The case of State of Oregon v. Vargas, decided March 24, 1999, involved the Appeal of an Order requiring Mr. Vargas, the father of three minor children, to pay $225.00 per month to the State of Oregon for child support. The mother of the children was receiving public assistance; therefore, the State sought reimbursement. At the time that Vargas was served with the request for support and at the time of the hearing, he was incarcerated at the California Rehabilitation Center, an institution that does not provide employment opportunities. Mr. Vargas advised the Court that he had no means of earning an income while incarcerated and requested the Court order child support in the amount of Zero Dollars ($0.00).



Child support is calculated pursuant to the statewide uniform guidelines. The Court normally uses the parent’s actual income to determine child support. However, it can in it’s discretion substitute the actual income with earnings capacity if consistent with the child’s best interest. Earnings capacity is composed of the ability and opportunity to work.

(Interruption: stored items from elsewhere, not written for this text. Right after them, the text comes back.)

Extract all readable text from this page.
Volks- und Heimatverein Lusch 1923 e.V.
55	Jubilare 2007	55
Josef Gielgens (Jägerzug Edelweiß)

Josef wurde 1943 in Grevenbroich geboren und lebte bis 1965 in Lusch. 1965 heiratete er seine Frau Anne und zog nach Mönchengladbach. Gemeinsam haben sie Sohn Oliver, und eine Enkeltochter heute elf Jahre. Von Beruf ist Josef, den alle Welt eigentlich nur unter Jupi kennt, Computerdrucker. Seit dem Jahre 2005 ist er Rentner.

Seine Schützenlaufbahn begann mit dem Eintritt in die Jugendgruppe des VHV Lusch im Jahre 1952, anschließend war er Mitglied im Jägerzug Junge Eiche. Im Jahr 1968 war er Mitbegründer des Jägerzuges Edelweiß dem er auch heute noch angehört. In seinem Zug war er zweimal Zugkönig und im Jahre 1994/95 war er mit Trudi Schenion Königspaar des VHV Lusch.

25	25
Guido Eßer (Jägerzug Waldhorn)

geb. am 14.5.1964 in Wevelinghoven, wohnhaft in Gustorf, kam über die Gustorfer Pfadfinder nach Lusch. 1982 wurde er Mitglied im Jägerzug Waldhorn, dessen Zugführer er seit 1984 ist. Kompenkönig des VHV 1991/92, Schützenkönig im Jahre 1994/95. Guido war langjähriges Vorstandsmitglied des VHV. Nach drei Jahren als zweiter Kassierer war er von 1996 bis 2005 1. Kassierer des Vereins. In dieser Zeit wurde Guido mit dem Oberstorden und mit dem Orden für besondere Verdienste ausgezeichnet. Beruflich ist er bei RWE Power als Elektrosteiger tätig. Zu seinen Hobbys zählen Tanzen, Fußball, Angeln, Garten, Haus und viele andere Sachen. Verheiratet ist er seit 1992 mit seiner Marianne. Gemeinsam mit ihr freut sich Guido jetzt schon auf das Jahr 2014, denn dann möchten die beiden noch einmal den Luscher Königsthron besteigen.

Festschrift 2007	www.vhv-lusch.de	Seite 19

The situations in which the Court is able to apply earnings capacity has changed from those situations where the support payor deliberately avoided financial responsibilities to any situations which is consistent with the best interest of the children. There are, therefore, only two limitations on the Court imputing an earnings capacity for an unemployed or underemployed parent. Those are when there is, in fact, no earnings capacity or that relying on earnings capacity would not be consistent with the children’s best interest.



Oregon argued that, while Mr. Vargas was not currently employed, he had a job prior to being jailed and he would most likely return to work upon his release, The Appellate Court disagreed, reversed the Order of the Trial Court, and stated the Trial Court abused its discretion when ordering Mr. Vargas to pay child support because both elements of the earning capacity standard must be satisfied regardless of the situation in which it is applied. If either element is not satisfied, earnings capacity cannot be substituted for actual income. The Court recognized that policy arguments could be made to support an opposite result for incarcerated parents, and it was also aware of other states that have found parents liable for child support despite a lack of earnings capacity while jailed. The Court stated that it was not suggesting that incarcerated parents are exempt from child support; it simply declined to create an exception to the rule of when earnings capacity could be applied. The Court further indicated that the current circumstances had to be considered. Oregon’s argument that Mr. Vargas had earnings capacity by virtue of his job prior to being jailed and the likelihood of his returning were not relevant to the current situation.